Your father, no doubt, occasioned his own death, by some act of carelessness of which Coppelius was completely guiltless. Let me tell you that I yesterday asked our neighbor, the apothecary, whether such a sudden and fatal explosion was possible in these chemical experiments?

'Certainly,' he replied…

Clara’s response to Nathaniel’s letter early in the story illustrates her astute assessment that he has mistaken a scientific catastrophe for something more sinister. Clara’s letter illustrates a contemporary view of alchemy as a dangerous and mysterious practice that is bound to end in calamity. Though she is compassionate toward Nathaniel, she suggests that it was his father’s own tinkering with dangerous sciences that caused his death. While Clara does not express personal fear of scientific progress, she views the dangers through a practical lens. In contrast, the experiments have impacted Nathaniel so deeply that he has constructed a complex and frightening story surrounding his father’s death that belies a deeper fear of scientific progress. Although Nathaniel is unable to understand his own fears, the story builds on them as his psychological condition deteriorates through the story and culminates in his falling in love with an automaton.

Many lovers … would request their mistresses to sing and dance a little out of time, to embroider and knit, and play with their lapdogs, while listening to and reading, etc., and above all, merely not to listen, but also sometimes to talk, in such a manner as presupposed actual thought and feeling.

In the aftermath of Olympia’s reveal as an automaton, people go to strange extremes to make sure their loved ones aren’t automatons as well.
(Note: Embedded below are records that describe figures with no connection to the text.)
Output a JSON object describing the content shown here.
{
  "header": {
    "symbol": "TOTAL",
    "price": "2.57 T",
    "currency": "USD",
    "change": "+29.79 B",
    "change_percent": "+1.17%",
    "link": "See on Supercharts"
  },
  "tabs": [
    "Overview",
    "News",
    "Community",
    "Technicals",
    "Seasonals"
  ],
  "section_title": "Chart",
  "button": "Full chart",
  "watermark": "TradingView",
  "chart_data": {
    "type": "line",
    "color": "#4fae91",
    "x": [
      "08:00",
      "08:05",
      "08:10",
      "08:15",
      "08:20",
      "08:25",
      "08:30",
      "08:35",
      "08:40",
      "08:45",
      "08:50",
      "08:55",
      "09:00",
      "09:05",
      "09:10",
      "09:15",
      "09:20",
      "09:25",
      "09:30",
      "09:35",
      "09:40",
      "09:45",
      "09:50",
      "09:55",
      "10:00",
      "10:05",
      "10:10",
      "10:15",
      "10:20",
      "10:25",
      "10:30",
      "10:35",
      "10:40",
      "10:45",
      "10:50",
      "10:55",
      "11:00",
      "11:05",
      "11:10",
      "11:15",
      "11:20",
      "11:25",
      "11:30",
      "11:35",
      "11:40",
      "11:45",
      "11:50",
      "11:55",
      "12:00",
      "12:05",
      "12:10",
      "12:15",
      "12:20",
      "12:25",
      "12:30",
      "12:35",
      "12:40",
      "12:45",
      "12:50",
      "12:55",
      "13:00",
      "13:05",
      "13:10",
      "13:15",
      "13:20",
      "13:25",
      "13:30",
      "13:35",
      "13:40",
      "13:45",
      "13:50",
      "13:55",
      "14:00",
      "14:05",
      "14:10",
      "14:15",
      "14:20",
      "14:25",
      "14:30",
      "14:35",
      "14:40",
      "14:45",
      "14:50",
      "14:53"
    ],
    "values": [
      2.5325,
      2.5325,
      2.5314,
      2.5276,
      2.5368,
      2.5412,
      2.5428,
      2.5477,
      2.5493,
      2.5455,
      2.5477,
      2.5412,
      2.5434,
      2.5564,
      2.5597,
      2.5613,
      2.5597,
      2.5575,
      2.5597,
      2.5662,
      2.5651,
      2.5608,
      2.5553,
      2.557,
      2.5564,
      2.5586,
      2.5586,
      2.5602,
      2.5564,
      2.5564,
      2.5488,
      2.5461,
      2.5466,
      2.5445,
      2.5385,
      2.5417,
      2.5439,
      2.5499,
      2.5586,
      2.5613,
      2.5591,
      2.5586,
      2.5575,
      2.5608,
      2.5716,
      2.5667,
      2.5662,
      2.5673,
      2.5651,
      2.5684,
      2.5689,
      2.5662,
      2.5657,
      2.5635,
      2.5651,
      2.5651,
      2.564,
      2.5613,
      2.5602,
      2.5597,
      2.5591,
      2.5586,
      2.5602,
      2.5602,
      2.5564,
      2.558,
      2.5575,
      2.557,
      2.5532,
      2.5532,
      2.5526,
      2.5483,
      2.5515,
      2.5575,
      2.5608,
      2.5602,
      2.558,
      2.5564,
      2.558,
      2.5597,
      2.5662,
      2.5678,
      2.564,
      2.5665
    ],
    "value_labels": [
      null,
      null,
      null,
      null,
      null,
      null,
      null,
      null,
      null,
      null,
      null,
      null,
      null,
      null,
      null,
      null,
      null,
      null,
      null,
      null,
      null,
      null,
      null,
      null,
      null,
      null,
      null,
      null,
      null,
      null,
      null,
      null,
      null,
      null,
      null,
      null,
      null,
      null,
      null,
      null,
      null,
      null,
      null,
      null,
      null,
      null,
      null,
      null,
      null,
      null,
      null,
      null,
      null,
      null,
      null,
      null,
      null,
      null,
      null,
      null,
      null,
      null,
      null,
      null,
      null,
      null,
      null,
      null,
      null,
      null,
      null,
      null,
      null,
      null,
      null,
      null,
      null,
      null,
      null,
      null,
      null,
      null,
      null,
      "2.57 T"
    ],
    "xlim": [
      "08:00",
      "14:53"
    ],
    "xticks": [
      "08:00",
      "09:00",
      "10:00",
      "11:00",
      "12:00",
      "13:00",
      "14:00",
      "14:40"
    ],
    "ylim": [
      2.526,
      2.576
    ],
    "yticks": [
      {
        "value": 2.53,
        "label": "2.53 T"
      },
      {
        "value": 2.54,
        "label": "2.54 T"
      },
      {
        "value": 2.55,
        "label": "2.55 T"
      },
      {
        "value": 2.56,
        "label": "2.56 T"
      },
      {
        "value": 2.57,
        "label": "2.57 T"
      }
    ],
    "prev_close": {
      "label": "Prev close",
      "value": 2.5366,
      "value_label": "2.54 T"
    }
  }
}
The idea of automatons taking the place of real people causes much discomfort among the general public in the story. Some are genuinely disturbed, while others take it more as a joke. But beneath those responses is the anxiety that a machine could take the place of a human being. There seems to be a fear of even more automata existing in the world and a fear that people will not be able to tell an automaton apart from a flesh-and-blood human being. The fact that Spalanzani is forced to resign from the university indicates that he has committed two breaches of etiquette against society by making influential people out to look like fools and unleashing a frightening new form of technology on the world.